For in vitro phosphorylation studies, globulin-free albumin (Sigma Chemical) was added (1 μg/μl) to the purified enzyme (1–2 μg protein in 0.1 ml), followed by an equal volume of cold, saturated ammonium sulfate. Poor yields were noted in the absence of albumin. The mixture was allowed to stand for 15 min on ice and was then centrifuged at 48,000 g for 15 min to collect the precipitate. After the supernatant was discarded, the precipitate was resuspended and utilized for phosphorylation studies. Final concentrations in the assay tubes were (in mM) 34N-2-hydroxyethylpiperazine-N′-2-ethanesulfonic acid (HEPES), 68 NaCl, 0.68 EDTA, 0.68 ethylene glycol-bis(β-aminoethyl ether)-N,N,N′,N′-tetraacetic acid (EGTA), 0.68 dithiothreitol, 6.8% glycerol, 0.12 ATP, 3 MgCl2, pH 7.0. To this mixture was added 20 μCi of [γ-32P]ATP ± 6 units of the catalytic subunit of bovine heart PKA (Sigma Chemical). For the AMPK studies, the reaction mix was the same as for PKA with or without the addition of AMPK (5 U/ml) and 0.2 mM AMP. AMPK was isolated from rat liver as far as the gel filtration step (3). The final volume in the assay mix was 60 μl. After incubating at 30°C for 1 h, the reaction was terminated by addition of 60 μl saturated ammonium sulfate. The mixture was allowed to stand for 15 min and then was centrifuged at 48,000 g for 15 min. The supernatant was discarded, and the precipitate was washed with 1 ml 1:1 saturated ammonium sulfate, HEPES buffer. For electrophoresis, the final precipitate was resuspended in 25 μl of HEPES buffer to which 50 μl of electrophoresis sample buffer (62.5 mM Tris, pH 6.8, 10% glycerol, 2.5% SDS, 5% β-mercaptoethanol, 0.025% bromphenol blue) were added. After being heated at 95°C for 4 min, the samples were subjected to PAGE with the Bio-Rad Mini-Protean II Dual Slab Vertical Electrophoresis System, using Mini-Protean II 4–15% gradient precast gels (Bio-Rad, Richmond, CA). Gels were run in the presence of 0.1% SDS, 25 mM Tris, 192 mM glycine, pH 8.3 at 160 V for 75 min. Gels were stained by using a silver stain kit (Sigma Chemical) and were then dried for autoradiography (X-OMAT AR Scientific Imaging Film, Kodak).
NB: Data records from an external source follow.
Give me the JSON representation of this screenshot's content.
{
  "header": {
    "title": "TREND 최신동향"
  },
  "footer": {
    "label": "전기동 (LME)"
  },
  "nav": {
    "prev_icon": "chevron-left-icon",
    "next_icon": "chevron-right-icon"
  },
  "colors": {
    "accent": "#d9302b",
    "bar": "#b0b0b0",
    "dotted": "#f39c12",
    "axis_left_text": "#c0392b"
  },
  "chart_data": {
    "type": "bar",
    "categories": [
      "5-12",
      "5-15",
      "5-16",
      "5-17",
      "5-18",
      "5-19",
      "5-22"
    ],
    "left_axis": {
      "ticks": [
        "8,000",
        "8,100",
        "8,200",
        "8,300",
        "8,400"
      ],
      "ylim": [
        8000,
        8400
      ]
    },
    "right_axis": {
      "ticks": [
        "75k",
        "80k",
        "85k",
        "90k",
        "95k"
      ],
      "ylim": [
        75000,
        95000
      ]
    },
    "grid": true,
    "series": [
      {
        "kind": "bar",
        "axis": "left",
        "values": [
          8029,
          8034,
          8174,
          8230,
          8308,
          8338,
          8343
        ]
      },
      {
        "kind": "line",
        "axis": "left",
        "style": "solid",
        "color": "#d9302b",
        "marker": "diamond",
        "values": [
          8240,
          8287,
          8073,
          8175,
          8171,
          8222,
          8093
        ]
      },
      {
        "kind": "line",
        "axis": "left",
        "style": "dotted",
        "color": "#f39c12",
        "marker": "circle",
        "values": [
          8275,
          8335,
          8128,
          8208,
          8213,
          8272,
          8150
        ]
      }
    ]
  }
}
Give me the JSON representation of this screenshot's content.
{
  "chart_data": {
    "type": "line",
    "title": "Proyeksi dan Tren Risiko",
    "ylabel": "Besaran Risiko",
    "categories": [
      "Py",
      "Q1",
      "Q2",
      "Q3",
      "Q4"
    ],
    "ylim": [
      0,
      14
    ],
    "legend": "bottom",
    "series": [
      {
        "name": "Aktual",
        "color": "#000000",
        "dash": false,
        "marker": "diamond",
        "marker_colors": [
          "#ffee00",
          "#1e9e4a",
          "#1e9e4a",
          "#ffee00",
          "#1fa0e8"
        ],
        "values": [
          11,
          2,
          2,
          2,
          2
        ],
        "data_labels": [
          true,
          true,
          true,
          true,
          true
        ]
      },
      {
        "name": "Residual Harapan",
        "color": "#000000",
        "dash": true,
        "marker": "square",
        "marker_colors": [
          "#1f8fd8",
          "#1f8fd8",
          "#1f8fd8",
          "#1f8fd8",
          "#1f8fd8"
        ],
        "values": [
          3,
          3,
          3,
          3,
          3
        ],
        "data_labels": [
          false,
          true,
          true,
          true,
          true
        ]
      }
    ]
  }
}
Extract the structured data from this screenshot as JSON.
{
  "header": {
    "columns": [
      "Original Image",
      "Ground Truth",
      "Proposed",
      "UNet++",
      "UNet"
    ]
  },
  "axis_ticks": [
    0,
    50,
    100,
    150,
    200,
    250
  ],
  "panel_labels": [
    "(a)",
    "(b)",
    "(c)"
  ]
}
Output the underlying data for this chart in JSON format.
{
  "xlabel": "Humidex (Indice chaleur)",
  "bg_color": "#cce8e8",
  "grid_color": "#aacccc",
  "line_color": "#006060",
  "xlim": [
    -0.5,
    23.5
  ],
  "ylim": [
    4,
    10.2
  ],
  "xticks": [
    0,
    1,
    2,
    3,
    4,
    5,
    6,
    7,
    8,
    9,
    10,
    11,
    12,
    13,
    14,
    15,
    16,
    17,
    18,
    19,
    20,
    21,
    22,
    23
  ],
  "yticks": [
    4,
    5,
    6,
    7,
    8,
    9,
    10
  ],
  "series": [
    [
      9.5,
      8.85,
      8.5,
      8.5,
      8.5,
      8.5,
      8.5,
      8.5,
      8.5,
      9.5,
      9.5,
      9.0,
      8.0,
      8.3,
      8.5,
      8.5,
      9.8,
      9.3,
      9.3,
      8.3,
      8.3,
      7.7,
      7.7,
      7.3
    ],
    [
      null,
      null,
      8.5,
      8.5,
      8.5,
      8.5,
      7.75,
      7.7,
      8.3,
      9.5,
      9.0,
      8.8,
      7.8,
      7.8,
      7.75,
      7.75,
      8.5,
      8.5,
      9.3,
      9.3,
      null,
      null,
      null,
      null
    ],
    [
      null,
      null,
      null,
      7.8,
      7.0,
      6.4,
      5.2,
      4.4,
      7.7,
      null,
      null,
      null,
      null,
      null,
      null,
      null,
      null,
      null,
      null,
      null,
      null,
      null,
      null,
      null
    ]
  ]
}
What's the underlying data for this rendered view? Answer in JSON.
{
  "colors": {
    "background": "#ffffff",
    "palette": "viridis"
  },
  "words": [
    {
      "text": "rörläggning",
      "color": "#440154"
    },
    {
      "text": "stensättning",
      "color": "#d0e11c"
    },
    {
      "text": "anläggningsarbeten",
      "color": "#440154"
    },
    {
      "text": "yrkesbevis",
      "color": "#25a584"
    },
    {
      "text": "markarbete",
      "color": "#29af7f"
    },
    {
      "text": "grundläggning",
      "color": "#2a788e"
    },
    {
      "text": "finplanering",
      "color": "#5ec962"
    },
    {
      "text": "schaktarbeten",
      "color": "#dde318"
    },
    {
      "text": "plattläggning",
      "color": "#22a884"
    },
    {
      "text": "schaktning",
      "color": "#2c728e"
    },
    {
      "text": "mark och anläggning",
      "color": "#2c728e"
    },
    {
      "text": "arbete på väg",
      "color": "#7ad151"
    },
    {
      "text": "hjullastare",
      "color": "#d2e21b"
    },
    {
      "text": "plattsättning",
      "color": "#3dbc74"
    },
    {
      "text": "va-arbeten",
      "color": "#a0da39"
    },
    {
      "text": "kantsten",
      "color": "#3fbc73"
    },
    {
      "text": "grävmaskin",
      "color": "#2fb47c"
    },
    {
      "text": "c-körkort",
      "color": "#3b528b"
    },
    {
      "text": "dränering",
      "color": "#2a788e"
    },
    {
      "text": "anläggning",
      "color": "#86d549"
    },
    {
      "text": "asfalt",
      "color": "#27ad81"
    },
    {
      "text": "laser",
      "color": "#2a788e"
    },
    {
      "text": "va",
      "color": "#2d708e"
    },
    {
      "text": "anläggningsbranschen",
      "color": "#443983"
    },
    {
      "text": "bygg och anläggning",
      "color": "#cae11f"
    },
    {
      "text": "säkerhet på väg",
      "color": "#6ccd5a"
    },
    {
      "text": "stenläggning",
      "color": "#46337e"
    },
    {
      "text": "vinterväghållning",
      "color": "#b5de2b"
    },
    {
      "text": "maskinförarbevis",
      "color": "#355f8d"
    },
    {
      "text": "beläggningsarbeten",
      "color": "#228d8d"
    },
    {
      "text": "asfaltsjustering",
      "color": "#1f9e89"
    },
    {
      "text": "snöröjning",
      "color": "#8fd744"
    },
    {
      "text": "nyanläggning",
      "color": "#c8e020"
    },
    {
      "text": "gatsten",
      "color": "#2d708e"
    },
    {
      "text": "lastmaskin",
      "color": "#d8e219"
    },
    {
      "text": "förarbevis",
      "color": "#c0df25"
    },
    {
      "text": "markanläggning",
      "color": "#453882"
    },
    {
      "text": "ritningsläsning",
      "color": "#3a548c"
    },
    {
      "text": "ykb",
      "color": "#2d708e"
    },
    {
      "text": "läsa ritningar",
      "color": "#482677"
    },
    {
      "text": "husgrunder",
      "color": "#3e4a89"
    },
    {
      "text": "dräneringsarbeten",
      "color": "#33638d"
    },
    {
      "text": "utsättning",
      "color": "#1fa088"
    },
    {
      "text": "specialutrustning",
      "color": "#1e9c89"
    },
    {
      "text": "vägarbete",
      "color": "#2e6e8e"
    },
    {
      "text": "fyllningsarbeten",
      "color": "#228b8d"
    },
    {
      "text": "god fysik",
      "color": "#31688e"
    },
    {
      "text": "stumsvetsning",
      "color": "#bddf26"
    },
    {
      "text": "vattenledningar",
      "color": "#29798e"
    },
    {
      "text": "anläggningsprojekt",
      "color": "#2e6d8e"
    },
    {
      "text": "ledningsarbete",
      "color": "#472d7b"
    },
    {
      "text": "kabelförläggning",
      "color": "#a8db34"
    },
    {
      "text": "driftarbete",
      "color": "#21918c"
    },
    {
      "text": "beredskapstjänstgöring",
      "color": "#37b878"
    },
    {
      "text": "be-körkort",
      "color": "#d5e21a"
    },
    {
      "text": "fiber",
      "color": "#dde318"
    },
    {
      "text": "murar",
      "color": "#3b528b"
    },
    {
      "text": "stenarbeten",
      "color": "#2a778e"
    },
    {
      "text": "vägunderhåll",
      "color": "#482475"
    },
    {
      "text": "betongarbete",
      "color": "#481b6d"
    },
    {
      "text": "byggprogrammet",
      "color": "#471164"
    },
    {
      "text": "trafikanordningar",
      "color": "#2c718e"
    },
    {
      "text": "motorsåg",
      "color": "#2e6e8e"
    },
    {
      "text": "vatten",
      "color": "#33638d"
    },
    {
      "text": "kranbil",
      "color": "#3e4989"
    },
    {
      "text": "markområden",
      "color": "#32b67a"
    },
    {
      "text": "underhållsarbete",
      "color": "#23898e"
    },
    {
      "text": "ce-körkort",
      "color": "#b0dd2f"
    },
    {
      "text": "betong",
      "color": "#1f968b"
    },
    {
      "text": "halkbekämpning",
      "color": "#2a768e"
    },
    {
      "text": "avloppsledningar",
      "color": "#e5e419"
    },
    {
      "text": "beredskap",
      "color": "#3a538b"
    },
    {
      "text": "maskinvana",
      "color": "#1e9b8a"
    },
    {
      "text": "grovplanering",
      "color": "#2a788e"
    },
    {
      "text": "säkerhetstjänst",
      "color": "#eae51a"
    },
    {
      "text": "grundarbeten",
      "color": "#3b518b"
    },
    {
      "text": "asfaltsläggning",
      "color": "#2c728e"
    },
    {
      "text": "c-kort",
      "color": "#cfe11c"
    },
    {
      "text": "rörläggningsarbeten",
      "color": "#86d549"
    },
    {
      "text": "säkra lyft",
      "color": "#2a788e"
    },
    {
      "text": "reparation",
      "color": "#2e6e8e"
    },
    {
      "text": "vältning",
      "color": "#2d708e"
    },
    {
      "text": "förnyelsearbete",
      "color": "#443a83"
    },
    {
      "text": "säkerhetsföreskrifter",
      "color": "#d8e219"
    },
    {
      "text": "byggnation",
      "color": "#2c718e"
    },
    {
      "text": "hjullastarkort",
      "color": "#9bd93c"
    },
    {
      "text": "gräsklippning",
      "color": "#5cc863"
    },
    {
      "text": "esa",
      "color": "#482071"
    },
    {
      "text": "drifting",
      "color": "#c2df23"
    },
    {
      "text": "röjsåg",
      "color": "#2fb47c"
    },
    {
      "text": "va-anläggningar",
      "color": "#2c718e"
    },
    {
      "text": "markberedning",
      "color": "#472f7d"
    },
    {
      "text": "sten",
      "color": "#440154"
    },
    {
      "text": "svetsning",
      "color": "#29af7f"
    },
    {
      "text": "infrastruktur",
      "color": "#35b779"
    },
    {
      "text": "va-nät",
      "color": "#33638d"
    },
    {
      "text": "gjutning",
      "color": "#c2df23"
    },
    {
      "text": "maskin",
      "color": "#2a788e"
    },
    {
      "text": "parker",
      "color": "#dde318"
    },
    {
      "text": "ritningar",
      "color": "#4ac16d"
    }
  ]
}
An additional experiment was done to make certain the PKA was responsible for the phosphorylation of ACC. PKA inhibitor (rabbit sequence, Sigma Chemical) (2 μg) was added to the phosphorylation medium before addition of PKA. After a 60-min incubation, the mixture was precipitated with ammonium sulfate, resuspended, and subjected to SDS-PAGE followed by autoradiography.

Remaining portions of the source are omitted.